Nora non si era mossa, nè aveva aperto bocca; solo teneva gli occhi rivolti al cielo in atto di rassegnazione forzata e si mordeva le labbra.

— E oggi a pranzo — aggiunse con voce sommessa — mi raccomando, tenete un contegno più serio; meno gesti, meno sorrisi, meno smorfiette. Ed ora pettinatevi, ma senza tanti riccioli; e mi farete anche il piacere di mettervi l'abito marrone scuro.... Eh! avete sì un bel far l'offesa: me l'avete stregato per dovere, povero figlio — conchiuse con accento di rabbia e di dolore insieme.

— Ma vi giuro, zia — supplicò Nora — che non sono io; è lui che vuole che gli scriva, che vuole che lo ami....

— Eh, non dico adesso, io! dico prima quando lui era ancora un bambino che me l'avete stregato. Adesso le cose sono quello che sono.
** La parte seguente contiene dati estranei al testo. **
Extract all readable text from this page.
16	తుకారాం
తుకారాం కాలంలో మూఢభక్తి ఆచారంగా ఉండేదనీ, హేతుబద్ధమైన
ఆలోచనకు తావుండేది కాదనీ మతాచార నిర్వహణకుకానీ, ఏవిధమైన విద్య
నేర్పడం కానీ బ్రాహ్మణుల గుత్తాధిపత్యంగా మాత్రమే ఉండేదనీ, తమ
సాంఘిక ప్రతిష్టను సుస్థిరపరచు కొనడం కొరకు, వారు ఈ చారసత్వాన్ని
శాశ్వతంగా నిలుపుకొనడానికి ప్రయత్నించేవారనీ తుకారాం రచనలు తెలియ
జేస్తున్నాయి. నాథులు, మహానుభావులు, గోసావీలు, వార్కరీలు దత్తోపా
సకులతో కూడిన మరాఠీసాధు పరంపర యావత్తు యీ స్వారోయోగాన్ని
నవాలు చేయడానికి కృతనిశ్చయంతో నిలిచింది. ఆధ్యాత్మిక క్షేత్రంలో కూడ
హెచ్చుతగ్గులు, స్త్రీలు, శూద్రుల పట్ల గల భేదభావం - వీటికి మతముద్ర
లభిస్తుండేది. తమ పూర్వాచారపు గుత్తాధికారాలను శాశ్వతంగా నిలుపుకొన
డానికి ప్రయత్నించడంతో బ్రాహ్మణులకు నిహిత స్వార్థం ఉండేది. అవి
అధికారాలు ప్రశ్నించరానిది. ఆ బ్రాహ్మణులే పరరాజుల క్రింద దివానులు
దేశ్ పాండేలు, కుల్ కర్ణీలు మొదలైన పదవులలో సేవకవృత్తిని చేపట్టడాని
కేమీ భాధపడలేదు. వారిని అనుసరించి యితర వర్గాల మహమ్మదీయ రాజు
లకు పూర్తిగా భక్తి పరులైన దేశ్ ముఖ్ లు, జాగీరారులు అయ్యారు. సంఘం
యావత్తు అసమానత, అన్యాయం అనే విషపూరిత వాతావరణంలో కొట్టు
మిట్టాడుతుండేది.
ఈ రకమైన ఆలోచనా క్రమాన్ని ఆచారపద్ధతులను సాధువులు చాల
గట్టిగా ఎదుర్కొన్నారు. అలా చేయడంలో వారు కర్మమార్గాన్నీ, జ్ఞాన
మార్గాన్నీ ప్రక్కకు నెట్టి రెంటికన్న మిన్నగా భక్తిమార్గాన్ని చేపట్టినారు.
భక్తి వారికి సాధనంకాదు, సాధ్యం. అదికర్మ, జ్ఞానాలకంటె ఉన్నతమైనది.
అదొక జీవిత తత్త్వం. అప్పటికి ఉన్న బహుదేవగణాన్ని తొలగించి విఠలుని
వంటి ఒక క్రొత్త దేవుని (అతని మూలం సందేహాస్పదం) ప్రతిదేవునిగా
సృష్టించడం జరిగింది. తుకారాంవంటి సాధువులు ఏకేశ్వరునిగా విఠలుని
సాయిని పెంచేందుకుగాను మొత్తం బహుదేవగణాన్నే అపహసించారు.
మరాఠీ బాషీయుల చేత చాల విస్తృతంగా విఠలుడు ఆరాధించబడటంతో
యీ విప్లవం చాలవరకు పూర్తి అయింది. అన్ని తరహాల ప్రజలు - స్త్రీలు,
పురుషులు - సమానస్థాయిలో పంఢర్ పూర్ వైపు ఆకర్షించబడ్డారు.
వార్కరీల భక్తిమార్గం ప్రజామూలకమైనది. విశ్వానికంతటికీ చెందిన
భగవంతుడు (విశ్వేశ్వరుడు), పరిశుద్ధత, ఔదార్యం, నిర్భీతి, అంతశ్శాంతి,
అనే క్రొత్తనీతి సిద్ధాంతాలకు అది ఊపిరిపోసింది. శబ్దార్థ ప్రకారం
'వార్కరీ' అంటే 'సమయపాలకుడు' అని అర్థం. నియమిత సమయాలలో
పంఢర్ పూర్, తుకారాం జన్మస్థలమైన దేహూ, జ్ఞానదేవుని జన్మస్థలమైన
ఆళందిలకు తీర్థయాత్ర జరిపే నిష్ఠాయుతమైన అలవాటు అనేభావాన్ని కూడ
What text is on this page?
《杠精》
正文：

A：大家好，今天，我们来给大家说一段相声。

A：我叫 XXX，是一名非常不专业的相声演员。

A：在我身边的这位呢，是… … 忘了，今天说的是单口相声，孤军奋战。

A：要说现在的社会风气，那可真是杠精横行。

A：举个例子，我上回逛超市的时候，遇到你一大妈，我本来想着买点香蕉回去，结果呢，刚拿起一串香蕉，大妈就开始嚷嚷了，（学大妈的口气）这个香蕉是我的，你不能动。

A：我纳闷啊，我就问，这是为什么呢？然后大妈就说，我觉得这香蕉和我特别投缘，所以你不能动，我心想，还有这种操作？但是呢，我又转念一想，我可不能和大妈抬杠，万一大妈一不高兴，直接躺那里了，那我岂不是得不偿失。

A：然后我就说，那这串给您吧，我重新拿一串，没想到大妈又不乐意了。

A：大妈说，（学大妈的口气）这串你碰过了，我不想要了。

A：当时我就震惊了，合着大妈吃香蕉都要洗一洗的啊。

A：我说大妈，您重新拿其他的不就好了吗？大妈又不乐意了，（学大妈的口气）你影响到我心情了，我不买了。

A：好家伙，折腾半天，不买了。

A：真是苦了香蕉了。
Ma, se Dio vuole, non dureranno molto così. A pena si apre la stagione, lui a Nizza e per voi in un modo o nell'altro si provvederà — e voltatele le spalle se ne andò.

— Ha sentito la signora — domandò con impertinenza Lisetta dopo che il passo di colei si fu allontanato, e rifacendole il gesto — ha sentito? È stata lei a fare innamorare il signorino! Se ne possono dir di peggio? Ma sicuro lei è stata, lei! Non basta la vita che lei fa da più di un anno, niente feste, niente conversazioni, come in un convento, non basta; ma la signorina non si deve fare i riccioli, come se non fossero i capelli che sono ondati per natura! Ha un bel vitino, e se lo deve far brutto! L'abito marron: vi metterete l'abito marron scuro: e che tono! Lei vorrebbe così far andar via l'amore al suo figliuolo....: e dovrebbe invece ringraziarla che lei gli dà retta....; ringraziarla come si fa coi santi, perchè se lei fosse una giovane come ve ne sono tante e gli dicesse chiaro e tondo il suo sentimento, li vorrei vedere tutti e due... madre e figlio! Proprio vero che a far del bene è tempo perso con certa gente!

Nora non diceva nulla, ma piangeva di rabbia.

— Oh io poi — continuava Lisetta — se fossi in lei, questa pazienza da santa non ce l'avrei mica. Dopo tutto lei è libera, dispotica di sè, e io me ne sarei andata da un pezzo....

— Sì! e dove vado? e con cosa vivo? — domandò Nora con voce alterata levando il fazzoletto dagli occhi.

— Bella! va dove vuole: non ci ha la sua dote?